Avrupa Birliği’nin 26 Avrupa ülkesi ile Israel’den oluşan ve bir “Avrupa Kültür Mirası Ağı” kurmayı amaçlayan “Cultivate Europe” projesinin alt başlığı; “Cultivate Israel” web sitesine bakılacak olursa, Israel’in bu konuda hiç bir sorunu yokmuş gibi görünüyor. Sitenin girişinde “İsrael, yalnız bilişim teknolojilerinde değil, kültür mirası alanında da dünyaya çok şey sunuyor” deniliyor. İsrael’in, A.B.’nin 5. Çerçeve Programı kapsamında katıldığı programlardan yalnızca biri olan “Cultivate Israel” ile şunlar amaçlanıyor:

  • A.B. “Bilgi Toplumu Teknolojileri” programı içinde İsrael kültür mirası kurumlarının bilinirliğini artırmak ve katılımın başarısı için çalışmak,

  • Müzeler, anıtlar kurumları, kütüphaneler, arşivler ve galerilerden oluşan Avrupa kültür mirası ağının bir parçası olmak (Israel’in 200’e yakın müzesi var) ,

  • Israel’deki pek çok önemli kültür mirası kurumu ve ören yerini Avrupa’daki etkinliklerle ilinitilendirmek,

  • “Bilgi Günleri”, elektronik bilgi servisleri gibi araçlarla AB’nin “Bilgi Toplumu Teknolojileri” programına sunulmuş tekliflerin kalite ve sayısını yükseltmek.


  • Kültür ile teknolojinin bu işbirliği İsrael toplumunu daha “incelmiş” düzeylere taşıyor.
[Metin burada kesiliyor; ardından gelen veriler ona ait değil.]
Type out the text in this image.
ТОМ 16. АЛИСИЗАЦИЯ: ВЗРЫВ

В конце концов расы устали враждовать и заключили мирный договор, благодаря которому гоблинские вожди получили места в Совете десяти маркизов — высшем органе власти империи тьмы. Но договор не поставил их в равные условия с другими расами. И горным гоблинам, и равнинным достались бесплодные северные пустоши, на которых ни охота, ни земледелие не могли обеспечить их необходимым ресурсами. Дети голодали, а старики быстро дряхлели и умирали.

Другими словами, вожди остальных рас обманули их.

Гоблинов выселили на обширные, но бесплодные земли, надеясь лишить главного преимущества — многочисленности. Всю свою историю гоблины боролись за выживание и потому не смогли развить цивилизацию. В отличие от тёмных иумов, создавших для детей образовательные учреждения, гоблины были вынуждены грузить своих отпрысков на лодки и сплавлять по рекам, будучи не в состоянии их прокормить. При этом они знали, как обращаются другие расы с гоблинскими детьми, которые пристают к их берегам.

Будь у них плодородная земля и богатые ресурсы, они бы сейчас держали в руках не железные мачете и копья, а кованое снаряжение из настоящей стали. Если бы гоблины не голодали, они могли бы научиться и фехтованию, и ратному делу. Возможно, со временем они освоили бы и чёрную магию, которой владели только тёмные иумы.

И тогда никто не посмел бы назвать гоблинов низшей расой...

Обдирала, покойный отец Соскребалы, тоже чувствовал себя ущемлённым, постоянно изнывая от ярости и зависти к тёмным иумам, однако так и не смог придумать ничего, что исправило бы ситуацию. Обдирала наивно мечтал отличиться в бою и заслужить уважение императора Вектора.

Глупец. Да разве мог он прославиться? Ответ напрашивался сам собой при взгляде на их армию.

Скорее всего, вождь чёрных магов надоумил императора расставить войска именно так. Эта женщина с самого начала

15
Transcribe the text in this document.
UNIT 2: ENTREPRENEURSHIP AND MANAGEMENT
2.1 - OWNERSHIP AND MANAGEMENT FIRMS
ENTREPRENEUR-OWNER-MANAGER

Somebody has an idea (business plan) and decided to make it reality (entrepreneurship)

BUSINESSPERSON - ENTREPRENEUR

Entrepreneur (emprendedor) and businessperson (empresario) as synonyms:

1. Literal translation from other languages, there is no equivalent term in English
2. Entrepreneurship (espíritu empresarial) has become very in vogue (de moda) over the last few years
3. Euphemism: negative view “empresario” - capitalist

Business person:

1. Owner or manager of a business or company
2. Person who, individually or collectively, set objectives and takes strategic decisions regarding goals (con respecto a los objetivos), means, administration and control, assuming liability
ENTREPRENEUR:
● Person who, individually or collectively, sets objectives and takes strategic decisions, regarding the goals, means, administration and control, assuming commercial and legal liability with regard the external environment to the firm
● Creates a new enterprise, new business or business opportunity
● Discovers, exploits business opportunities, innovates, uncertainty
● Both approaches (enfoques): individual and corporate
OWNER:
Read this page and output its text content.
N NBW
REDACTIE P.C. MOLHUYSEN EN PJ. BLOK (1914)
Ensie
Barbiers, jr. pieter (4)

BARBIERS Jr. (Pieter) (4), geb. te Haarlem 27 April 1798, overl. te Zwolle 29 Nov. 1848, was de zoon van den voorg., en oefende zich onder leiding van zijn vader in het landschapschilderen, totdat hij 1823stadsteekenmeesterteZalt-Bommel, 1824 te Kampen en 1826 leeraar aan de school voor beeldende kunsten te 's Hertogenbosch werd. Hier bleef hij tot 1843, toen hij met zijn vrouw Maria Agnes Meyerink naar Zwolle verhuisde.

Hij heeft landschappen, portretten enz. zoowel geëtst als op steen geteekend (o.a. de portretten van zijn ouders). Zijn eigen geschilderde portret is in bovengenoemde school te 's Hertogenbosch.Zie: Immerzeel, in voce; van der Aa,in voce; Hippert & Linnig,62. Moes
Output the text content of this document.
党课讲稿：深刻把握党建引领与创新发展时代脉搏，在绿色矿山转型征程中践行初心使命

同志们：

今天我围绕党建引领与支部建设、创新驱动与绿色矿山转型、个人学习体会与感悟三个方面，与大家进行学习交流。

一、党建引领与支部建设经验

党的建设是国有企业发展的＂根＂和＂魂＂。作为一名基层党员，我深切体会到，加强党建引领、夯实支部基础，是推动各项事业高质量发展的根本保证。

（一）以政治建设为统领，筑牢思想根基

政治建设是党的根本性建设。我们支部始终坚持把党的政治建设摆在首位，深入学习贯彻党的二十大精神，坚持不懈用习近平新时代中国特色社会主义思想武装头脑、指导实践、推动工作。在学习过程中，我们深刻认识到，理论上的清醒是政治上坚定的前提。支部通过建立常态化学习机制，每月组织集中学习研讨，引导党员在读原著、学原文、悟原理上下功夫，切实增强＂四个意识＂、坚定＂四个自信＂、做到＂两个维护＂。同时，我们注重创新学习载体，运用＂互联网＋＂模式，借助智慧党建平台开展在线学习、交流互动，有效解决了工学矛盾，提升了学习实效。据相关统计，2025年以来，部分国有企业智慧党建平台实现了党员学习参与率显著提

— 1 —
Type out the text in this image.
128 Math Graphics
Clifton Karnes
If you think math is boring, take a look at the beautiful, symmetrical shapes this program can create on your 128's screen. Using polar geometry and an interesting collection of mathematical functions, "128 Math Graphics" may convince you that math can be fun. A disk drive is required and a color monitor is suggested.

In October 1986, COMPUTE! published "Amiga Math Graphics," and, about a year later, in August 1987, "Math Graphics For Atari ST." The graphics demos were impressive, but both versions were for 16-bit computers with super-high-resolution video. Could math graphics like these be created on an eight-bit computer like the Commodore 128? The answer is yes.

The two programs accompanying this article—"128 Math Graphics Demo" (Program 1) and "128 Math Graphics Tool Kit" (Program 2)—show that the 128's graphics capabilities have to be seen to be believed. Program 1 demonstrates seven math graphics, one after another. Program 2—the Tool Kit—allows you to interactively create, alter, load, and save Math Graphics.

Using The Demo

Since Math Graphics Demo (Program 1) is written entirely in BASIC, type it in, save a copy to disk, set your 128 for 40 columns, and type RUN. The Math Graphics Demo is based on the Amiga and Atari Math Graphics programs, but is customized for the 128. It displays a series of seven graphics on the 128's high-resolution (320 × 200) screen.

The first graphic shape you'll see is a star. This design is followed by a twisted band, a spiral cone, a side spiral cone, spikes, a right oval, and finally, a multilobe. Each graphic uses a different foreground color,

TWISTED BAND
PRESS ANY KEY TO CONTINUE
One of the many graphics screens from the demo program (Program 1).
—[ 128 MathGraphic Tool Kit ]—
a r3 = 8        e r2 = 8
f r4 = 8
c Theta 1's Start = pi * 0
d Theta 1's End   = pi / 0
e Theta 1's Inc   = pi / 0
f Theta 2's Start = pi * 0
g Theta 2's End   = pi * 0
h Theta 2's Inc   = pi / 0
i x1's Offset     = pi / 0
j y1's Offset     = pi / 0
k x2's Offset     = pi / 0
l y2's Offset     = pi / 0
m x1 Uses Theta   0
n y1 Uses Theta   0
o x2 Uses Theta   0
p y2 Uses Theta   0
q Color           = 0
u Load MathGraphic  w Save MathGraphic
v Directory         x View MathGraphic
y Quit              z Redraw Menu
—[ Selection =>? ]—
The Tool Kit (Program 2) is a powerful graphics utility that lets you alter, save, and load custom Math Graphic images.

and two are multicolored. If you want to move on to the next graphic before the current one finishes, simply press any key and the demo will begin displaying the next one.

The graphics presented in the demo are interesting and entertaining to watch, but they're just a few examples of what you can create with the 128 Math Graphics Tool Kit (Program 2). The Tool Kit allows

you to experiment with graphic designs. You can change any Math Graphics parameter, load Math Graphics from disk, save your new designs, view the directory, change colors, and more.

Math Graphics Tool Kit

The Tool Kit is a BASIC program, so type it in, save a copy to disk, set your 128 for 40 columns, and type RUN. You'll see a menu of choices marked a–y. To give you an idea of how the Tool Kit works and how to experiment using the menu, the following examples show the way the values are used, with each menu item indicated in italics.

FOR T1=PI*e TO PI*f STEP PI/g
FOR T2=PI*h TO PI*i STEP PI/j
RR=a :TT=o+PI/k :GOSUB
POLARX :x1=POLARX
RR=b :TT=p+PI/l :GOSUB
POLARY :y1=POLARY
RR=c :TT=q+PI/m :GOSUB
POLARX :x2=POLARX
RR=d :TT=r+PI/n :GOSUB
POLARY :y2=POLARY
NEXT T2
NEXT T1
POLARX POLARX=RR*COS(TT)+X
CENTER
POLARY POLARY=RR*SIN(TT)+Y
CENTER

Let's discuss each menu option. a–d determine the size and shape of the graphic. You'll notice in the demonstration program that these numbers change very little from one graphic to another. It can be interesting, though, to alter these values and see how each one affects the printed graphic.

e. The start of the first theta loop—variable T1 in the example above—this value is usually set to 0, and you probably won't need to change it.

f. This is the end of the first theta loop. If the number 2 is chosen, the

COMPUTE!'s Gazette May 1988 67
Örneğin geçtiğimiz Mart ayını, ülkenin ilk “yaratıcı çevrebilim” ve “eko-turizm” merkezi Lotan’da kuş gözlemeye hasretmişler...

    Öbür tarafa gelince... Filistin’in sayfiyesi ve “kültür şehri” Ramallah’ın web sitesi, daha çok “gelecek zaman” kipiyle konuşuyor. “Pek çok kültür sanat merkezinin Israel işgali altındayken yokedildiği, şehrin hem altyapı, hem kültür yaşamı açısından her seferinde yeniden inşa edilmek zorunda kalındığı” vurgulanan siteden, sadece bir tek bağlantı veriliyor, Filistin Kültür Bakanlığı’nın kurduğu: “Sakakini Kültür Merkezi”...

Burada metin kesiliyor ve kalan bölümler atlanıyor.